Graves Scott S, Mathes David W, Storb Rainer
Fred Hutchinson Cancer Research Center, 1100 Fairview Avenue N, D1-100, Seattle, WA, U.S.A.
Department of Plastic Surgery, University of Colorado, Aurora, CO.
OBM Transplant. 2019;3(3). doi: 10.21926/obm.transplant.1903080. Epub 2019 Aug 23.
The application of hematopoietic cell transplantation for induction of immune tolerance has been limited by toxicities associated with conditioning regimens and to graft-versus-host disease (GVHD). Decades of animal studies have culminated into sufficient control of these two problems, making immune tolerance a viable alternative to life-long application of immunosuppressive drugs to prevent allograft rejection.
Studies in mice have paved the way for the application of HCT with limited toxicity in large animal models. Resultant studies in the pig, dog, and ultimately the nonhuman primate have led to appropriate methods for achieving nonmyeloablative irradiation protocols, dose, and timing of post-grafting immunosuppressive drugs, monoclonal antibody therapy, and biologicals for costimulatory molecule blockade. The genetics field has been extensively evaluated in appreciation of the ultimate need to obtain organs from MHC-mismatched unrelated donors.
Nonmyeloablative conditioning regimens have been shown to be successful in inducing immune tolerance across all three animal models. Postgrafting immunosuppression is also important in assuring sustained donor hematopoiesis for tolerance. Donor chimerism need not be permanent to establish stable engraftment of donor organs, thereby essentially eliminating the risk of GVHD. Using nonmyeloablative HCT with monoclonal antibody immunosuppression, the kidney has been successfully transplanted in MHC-mismatched nonhuman primates.

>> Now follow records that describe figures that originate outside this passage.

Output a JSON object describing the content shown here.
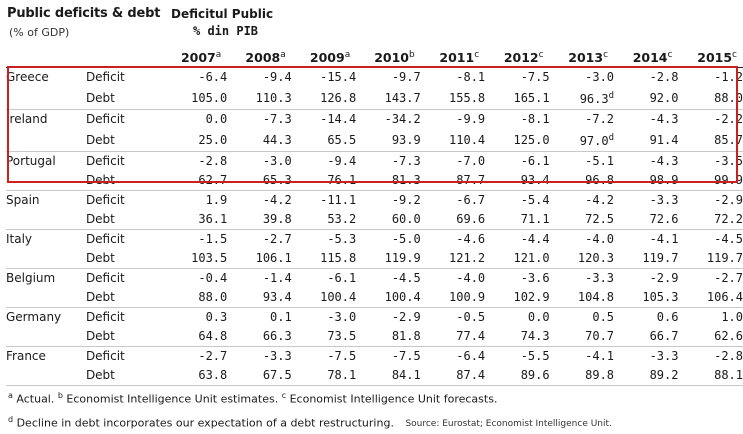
{
  "header": {
    "title": "Public deficits & debt",
    "subtitle": "(% of GDP)",
    "annotation_line1": "Deficitul Public",
    "annotation_line2": "% din PIB"
  },
  "columns": [
    {
      "year": "2007",
      "mark": "a"
    },
    {
      "year": "2008",
      "mark": "a"
    },
    {
      "year": "2009",
      "mark": "a"
    },
    {
      "year": "2010",
      "mark": "b"
    },
    {
      "year": "2011",
      "mark": "c"
    },
    {
      "year": "2012",
      "mark": "c"
    },
    {
      "year": "2013",
      "mark": "c"
    },
    {
      "year": "2014",
      "mark": "c"
    },
    {
      "year": "2015",
      "mark": "c"
    }
  ],
  "highlight": {
    "color": "#cc1f1f",
    "countries": [
      "Greece",
      "Ireland",
      "Portugal"
    ]
  },
  "countries": [
    {
      "name": "Greece",
      "rows": [
        {
          "metric": "Deficit",
          "values": [
            "-6.4",
            "-9.4",
            "-15.4",
            "-9.7",
            "-8.1",
            "-7.5",
            "-3.0",
            "-2.8",
            "-1.2"
          ],
          "marks": [
            "",
            "",
            "",
            "",
            "",
            "",
            "",
            "",
            ""
          ]
        },
        {
          "metric": "Debt",
          "values": [
            "105.0",
            "110.3",
            "126.8",
            "143.7",
            "155.8",
            "165.1",
            "96.3",
            "92.0",
            "88.0"
          ],
          "marks": [
            "",
            "",
            "",
            "",
            "",
            "",
            "d",
            "",
            ""
          ]
        }
      ]
    },
    {
      "name": "Ireland",
      "rows": [
        {
          "metric": "Deficit",
          "values": [
            "0.0",
            "-7.3",
            "-14.4",
            "-34.2",
            "-9.9",
            "-8.1",
            "-7.2",
            "-4.3",
            "-2.2"
          ],
          "marks": [
            "",
            "",
            "",
            "",
            "",
            "",
            "",
            "",
            ""
          ]
        },
        {
          "metric": "Debt",
          "values": [
            "25.0",
            "44.3",
            "65.5",
            "93.9",
            "110.4",
            "125.0",
            "97.0",
            "91.4",
            "85.7"
          ],
          "marks": [
            "",
            "",
            "",
            "",
            "",
            "",
            "d",
            "",
            ""
          ]
        }
      ]
    },
    {
      "name": "Portugal",
      "rows": [
        {
          "metric": "Deficit",
          "values": [
            "-2.8",
            "-3.0",
            "-9.4",
            "-7.3",
            "-7.0",
            "-6.1",
            "-5.1",
            "-4.3",
            "-3.5"
          ],
          "marks": [
            "",
            "",
            "",
            "",
            "",
            "",
            "",
            "",
            ""
          ]
        },
        {
          "metric": "Debt",
          "values": [
            "62.7",
            "65.3",
            "76.1",
            "81.3",
            "87.7",
            "93.4",
            "96.8",
            "98.9",
            "99.9"
          ],
          "marks": [
            "",
            "",
            "",
            "",
            "",
            "",
            "",
            "",
            ""
          ]
        }
      ]
    },
    {
      "name": "Spain",
      "rows": [
        {
          "metric": "Deficit",
          "values": [
            "1.9",
            "-4.2",
            "-11.1",
            "-9.2",
            "-6.7",
            "-5.4",
            "-4.2",
            "-3.3",
            "-2.9"
          ],
          "marks": [
            "",
            "",
            "",
            "",
            "",
            "",
            "",
            "",
            ""
          ]
        },
        {
          "metric": "Debt",
          "values": [
            "36.1",
            "39.8",
            "53.2",
            "60.0",
            "69.6",
            "71.1",
            "72.5",
            "72.6",
            "72.2"
          ],
          "marks": [
            "",
            "",
            "",
            "",
            "",
            "",
            "",
            "",
            ""
          ]
        }
      ]
    },
    {
      "name": "Italy",
      "rows": [
        {
          "metric": "Deficit",
          "values": [
            "-1.5",
            "-2.7",
            "-5.3",
            "-5.0",
            "-4.6",
            "-4.4",
            "-4.0",
            "-4.1",
            "-4.5"
          ],
          "marks": [
            "",
            "",
            "",
            "",
            "",
            "",
            "",
            "",
            ""
          ]
        },
        {
          "metric": "Debt",
          "values": [
            "103.5",
            "106.1",
            "115.8",
            "119.9",
            "121.2",
            "121.0",
            "120.3",
            "119.7",
            "119.7"
          ],
          "marks": [
            "",
            "",
            "",
            "",
            "",
            "",
            "",
            "",
            ""
          ]
        }
      ]
    },
    {
      "name": "Belgium",
      "rows": [
        {
          "metric": "Deficit",
          "values": [
            "-0.4",
            "-1.4",
            "-6.1",
            "-4.5",
            "-4.0",
            "-3.6",
            "-3.3",
            "-2.9",
            "-2.7"
          ],
          "marks": [
            "",
            "",
            "",
            "",
            "",
            "",
            "",
            "",
            ""
          ]
        },
        {
          "metric": "Debt",
          "values": [
            "88.0",
            "93.4",
            "100.4",
            "100.4",
            "100.9",
            "102.9",
            "104.8",
            "105.3",
            "106.4"
          ],
          "marks": [
            "",
            "",
            "",
            "",
            "",
            "",
            "",
            "",
            ""
          ]
        }
      ]
    },
    {
      "name": "Germany",
      "rows": [
        {
          "metric": "Deficit",
          "values": [
            "0.3",
            "0.1",
            "-3.0",
            "-2.9",
            "-0.5",
            "0.0",
            "0.5",
            "0.6",
            "1.0"
          ],
          "marks": [
            "",
            "",
            "",
            "",
            "",
            "",
            "",
            "",
            ""
          ]
        },
        {
          "metric": "Debt",
          "values": [
            "64.8",
            "66.3",
            "73.5",
            "81.8",
            "77.4",
            "74.3",
            "70.7",
            "66.7",
            "62.6"
          ],
          "marks": [
            "",
            "",
            "",
            "",
            "",
            "",
            "",
            "",
            ""
          ]
        }
      ]
    },
    {
      "name": "France",
      "rows": [
        {
          "metric": "Deficit",
          "values": [
            "-2.7",
            "-3.3",
            "-7.5",
            "-7.5",
            "-6.4",
            "-5.5",
            "-4.1",
            "-3.3",
            "-2.8"
          ],
          "marks": [
            "",
            "",
            "",
            "",
            "",
            "",
            "",
            "",
            ""
          ]
        },
        {
          "metric": "Debt",
          "values": [
            "63.8",
            "67.5",
            "78.1",
            "84.1",
            "87.4",
            "89.6",
            "89.8",
            "89.2",
            "88.1"
          ],
          "marks": [
            "",
            "",
            "",
            "",
            "",
            "",
            "",
            "",
            ""
          ]
        }
      ]
    }
  ],
  "footnotes": {
    "line1": [
      {
        "mark": "a",
        "text": " Actual. "
      },
      {
        "mark": "b",
        "text": " Economist Intelligence Unit estimates. "
      },
      {
        "mark": "c",
        "text": " Economist Intelligence Unit forecasts."
      }
    ],
    "line2": {
      "mark": "d",
      "text": " Decline in debt incorporates our expectation of a debt restructuring."
    },
    "source": "Source: Eurostat; Economist Intelligence Unit."
  }
}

Nonmyeloablative HCT for the establishment of temporary mixed chimerism has led to the establishment of stable tolerance against solid organ allografts in large animal models. The kidney, considered a tolerogenic organ, has been successfully transplanted in the clinic. Other organs such as heart, lung, and vascularized composite allografts (face and hands), remain distant possibilities. Further study in large animal models will be required to improve tolerance against these organs before success can be attained in the clinic.
造血细胞移植诱导免疫耐受的应用受到预处理方案相关毒性以及移植物抗宿主病(GVHD)的限制。数十年的动物研究已充分控制了这两个问题,使免疫耐受成为终身应用免疫抑制药物预防同种异体移植排斥的可行替代方案。
小鼠研究为在大型动物模型中应用低毒性的造血细胞移植铺平了道路。随后在猪、狗以及最终在非人灵长类动物上的研究,得出了实现非清髓性照射方案、移植后免疫抑制药物的剂量和时机、单克隆抗体疗法以及共刺激分子阻断生物制剂的适当方法。鉴于最终需要从MHC不匹配的无关供体获取器官,遗传学领域已得到广泛评估。
非清髓性预处理方案已被证明在所有三种动物模型中成功诱导免疫耐受。移植后免疫抑制对于确保供体造血持续以实现耐受也很重要。供体嵌合体不必永久存在即可建立供体器官的稳定植入,从而基本消除了GVHD的风险。使用非清髓性造血细胞移植和单克隆抗体免疫抑制,肾脏已成功移植到MHC不匹配的非人灵长类动物中。
用于建立临时混合嵌合体的非清髓性造血细胞移植已在大型动物模型中实现了对实体器官同种异体移植的稳定耐受。肾脏被认为是一个具有致耐受性的器官,已在临床上成功移植。心脏、肺和血管化复合异体移植物(面部和手部)等其他器官,在临床上成功实现移植仍遥不可及。在临床上取得成功之前,需要在大型动物模型中进行进一步研究以提高对这些器官的耐受性。